Most surprising to Kwesell was both how eager people were to be involved in her project and how their emotional responses to pandemic imagery changed over time.

“The participants grew from this experience,” said Kwesell, noting that some felt “humbled” by the invitation to peek inside other people’s lives through their photographs. One wrote, “I feel like I should take my shoes off because I am on holy ground. I am honored to be here and am deeply moved by such honesty and openness.”

Kwesell’s findings suggest that pandemic photography elicited more negative emotional responses in the viewer as the pandemic was unfolding but that those responses lessened over time, eventually trending toward positive nostalgia. Viewing others’ self-narratives also helped to build empathy and a sense of connection/community in the viewer, which Kwesell believes could make the methodology of visual self-narrative applicable to other areas, as well, such as in politically divided regions, neighborhoods affected by gentrification and across opposing international borders.

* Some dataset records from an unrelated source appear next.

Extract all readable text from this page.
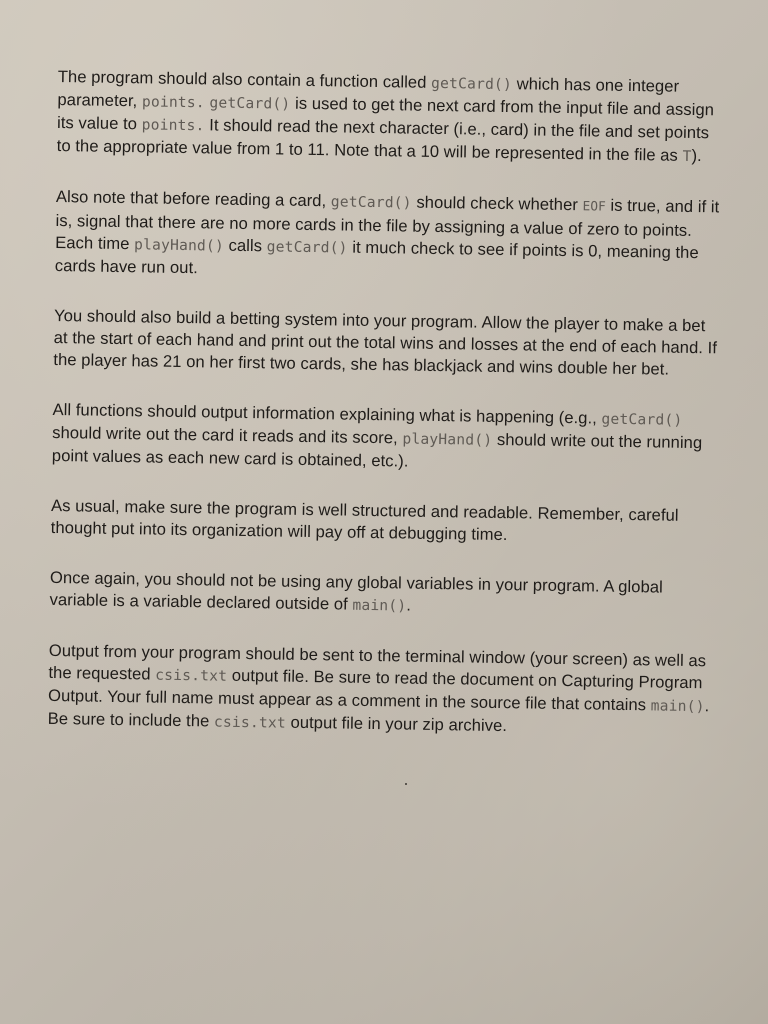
The program should also contain a function called getCard() which has one integer parameter, points. getCard() is used to get the next card from the input file and assign its value to points. It should read the next character (i.e., card) in the file and set points to the appropriate value from 1 to 11. Note that a 10 will be represented in the file as T).

Also note that before reading a card, getCard() should check whether EOF is true, and if it is, signal that there are no more cards in the file by assigning a value of zero to points. Each time playHand() calls getCard() it much check to see if points is 0, meaning the cards have run out.

You should also build a betting system into your program. Allow the player to make a bet at the start of each hand and print out the total wins and losses at the end of each hand. If the player has 21 on her first two cards, she has blackjack and wins double her bet.

All functions should output information explaining what is happening (e.g., getCard() should write out the card it reads and its score, playHand() should write out the running point values as each new card is obtained, etc.).

As usual, make sure the program is well structured and readable. Remember, careful thought put into its organization will pay off at debugging time.

Once again, you should not be using any global variables in your program. A global variable is a variable declared outside of main().

Output from your program should be sent to the terminal window (your screen) as well as the requested csis.txt output file. Be sure to read the document on Capturing Program Output. Your full name must appear as a comment in the source file that contains main(). Be sure to include the csis.txt output file in your zip archive.
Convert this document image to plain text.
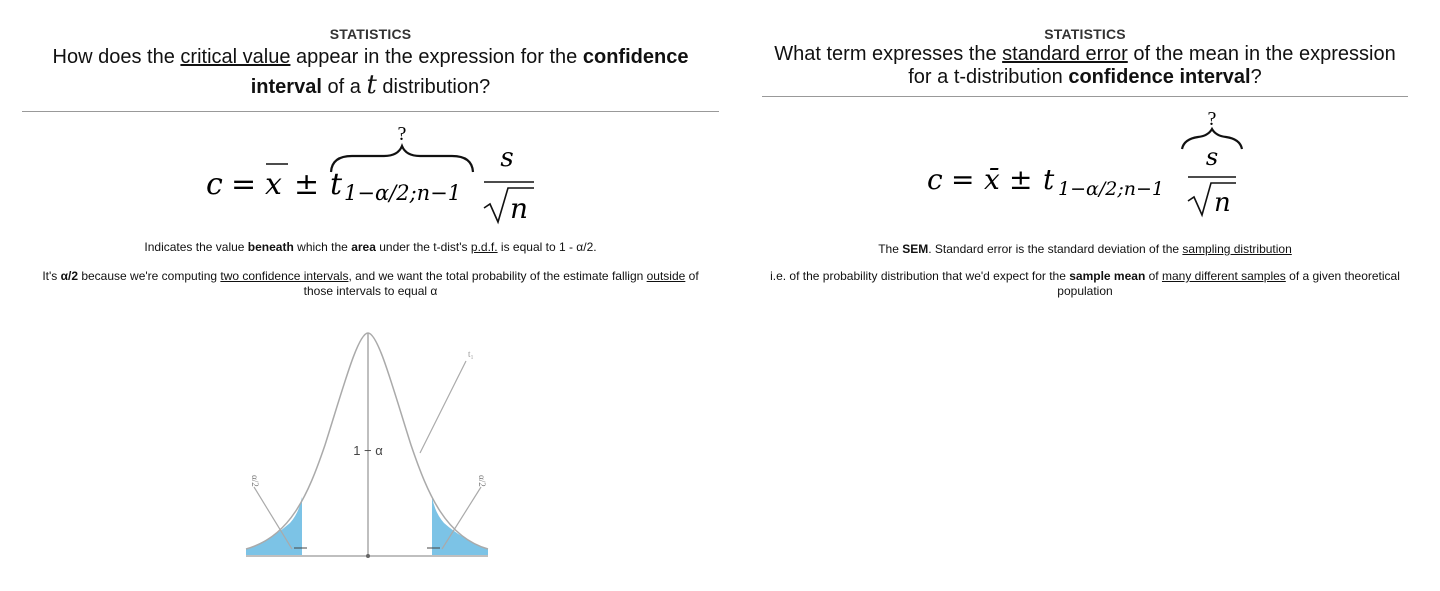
STATISTICS
How does the critical value appear in the expression for the confidence interval of a t distribution?
?
c = x ± t 1−α/2;n−1
s
n
Indicates the value beneath which the area under the t-dist's p.d.f. is equal to 1 - α/2.
It's α/2 because we're computing two confidence intervals, and we want the total probability of the estimate fallign outside of those intervals to equal α
1 − α
α/2	α/2
t₁
STATISTICS
What term expresses the standard error of the mean in the expression for a t-distribution confidence interval?
?
c = x̄ ± t 1−α/2;n−1
s
n
The SEM. Standard error is the standard deviation of the sampling distribution
i.e. of the probability distribution that we'd expect for the sample mean of many different samples of a given theoretical population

“Documenting through photography can be quite visceral — viewing these photographs later may take us back to the time we experienced the event,” she said. “However, I believe that the more we photograph, and the more we review our photographs, the more we can learn from what we have experienced.”

According to College of Arts & Sciences Dean Alexander Siedschlag, Kwesell’s work demonstrates how research from humanities disciplines can lead to results of immediate industry relevance, in addition to having broader benefits.

"Building resilience is a pervasive challenge of our time in so many domains,” Siedschlag said. “Allison's work is a great example of the bandwidth of multi-disciplinary safety, security and resilience research contributions out of the Worldwide College of Arts & Sciences. To embrace adversity and trauma and find ways to turn them into stepping stones for personal growth is very important in Embry-Riddle's core mission.”